Best model overwrtiten - Shall I use the latest model?

I have trained a few multilingual models and now, would like to run inference on my models. In the configuration file while training, I have set early_stopping: 4. As I have different configurations, some of the training setups finish earlier than the max training steps (120000).

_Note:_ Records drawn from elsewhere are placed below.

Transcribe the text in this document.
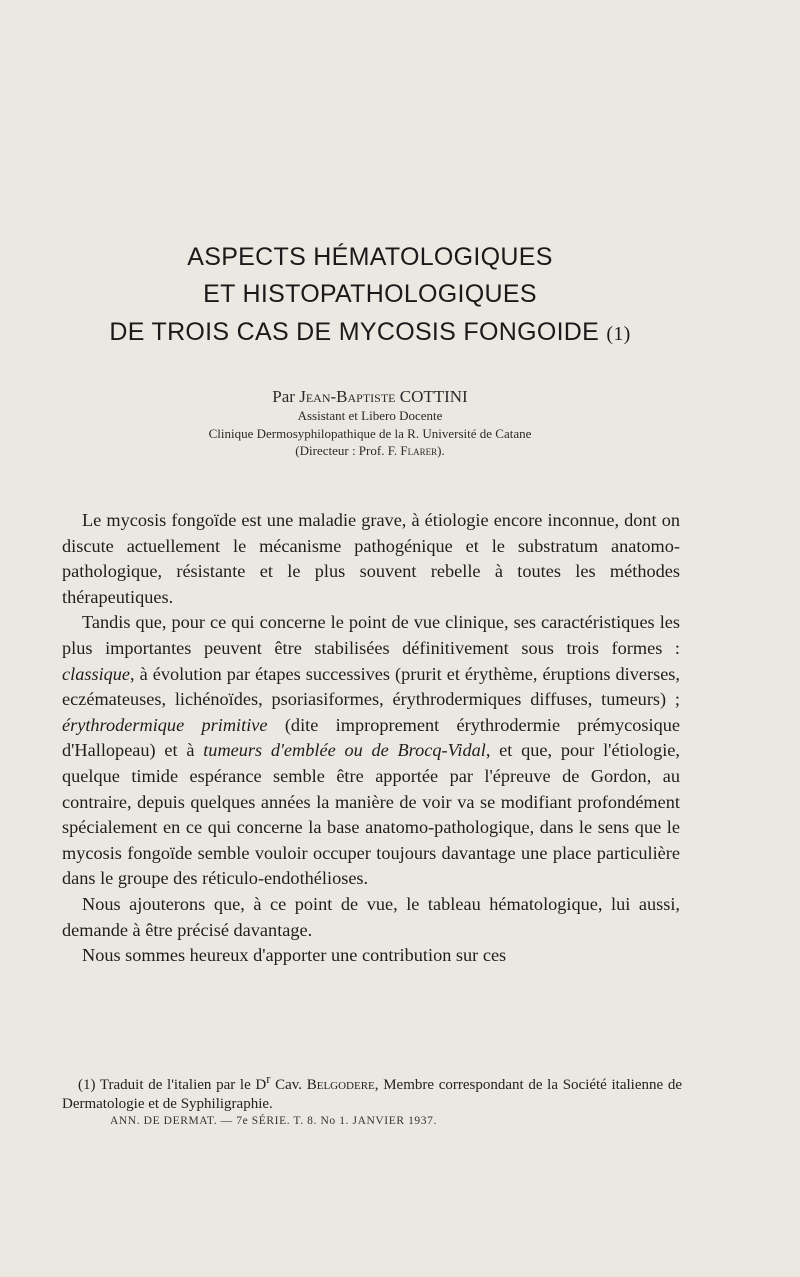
ASPECTS HÉMATOLOGIQUES
ET HISTOPATHOLOGIQUES
DE TROIS CAS DE MYCOSIS FONGOIDE (1)
Par Jean-Baptiste COTTINI
Assistant et Libero Docente
Clinique Dermosyphilopathique de la R. Université de Catane
(Directeur : Prof. F. Flarer).

Le mycosis fongoïde est une maladie grave, à étiologie encore inconnue, dont on discute actuellement le mécanisme pathogénique et le substratum anatomo-pathologique, résistante et le plus souvent rebelle à toutes les méthodes thérapeutiques.

Tandis que, pour ce qui concerne le point de vue clinique, ses caractéristiques les plus importantes peuvent être stabilisées définitivement sous trois formes : classique, à évolution par étapes successives (prurit et érythème, éruptions diverses, eczémateuses, lichénoïdes, psoriasiformes, érythrodermiques diffuses, tumeurs) ; érythrodermique primitive (dite improprement érythrodermie prémycosique d'Hallopeau) et à tumeurs d'emblée ou de Brocq-Vidal, et que, pour l'étiologie, quelque timide espérance semble être apportée par l'épreuve de Gordon, au contraire, depuis quelques années la manière de voir va se modifiant profondément spécialement en ce qui concerne la base anatomo-pathologique, dans le sens que le mycosis fongoïde semble vouloir occuper toujours davantage une place particulière dans le groupe des réticulo-endothélioses.

Nous ajouterons que, à ce point de vue, le tableau hématologique, lui aussi, demande à être précisé davantage.

Nous sommes heureux d'apporter une contribution sur ces

(1) Traduit de l'italien par le $D^r$ Cav. Belgodere, Membre correspondant de la Société italienne de Dermatologie et de Syphiligraphie.

ANN. DE DERMAT. — 7e SÉRIE. T. 8. No 1. JANVIER 1937.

Now, I am not sure whether I should use the latest checkpoint or the one where the log indicates as the best model. For instance, one of the configurations is trained until step 100000 and the best model is reported to be of step 30000.

Another problem is that the checkpoints are overwritten and only the last 10 checkpoints are saved. So, I don’t have the best model saved anymore! I also notice that the accuracy of the training set after the step of the best model goes to zero.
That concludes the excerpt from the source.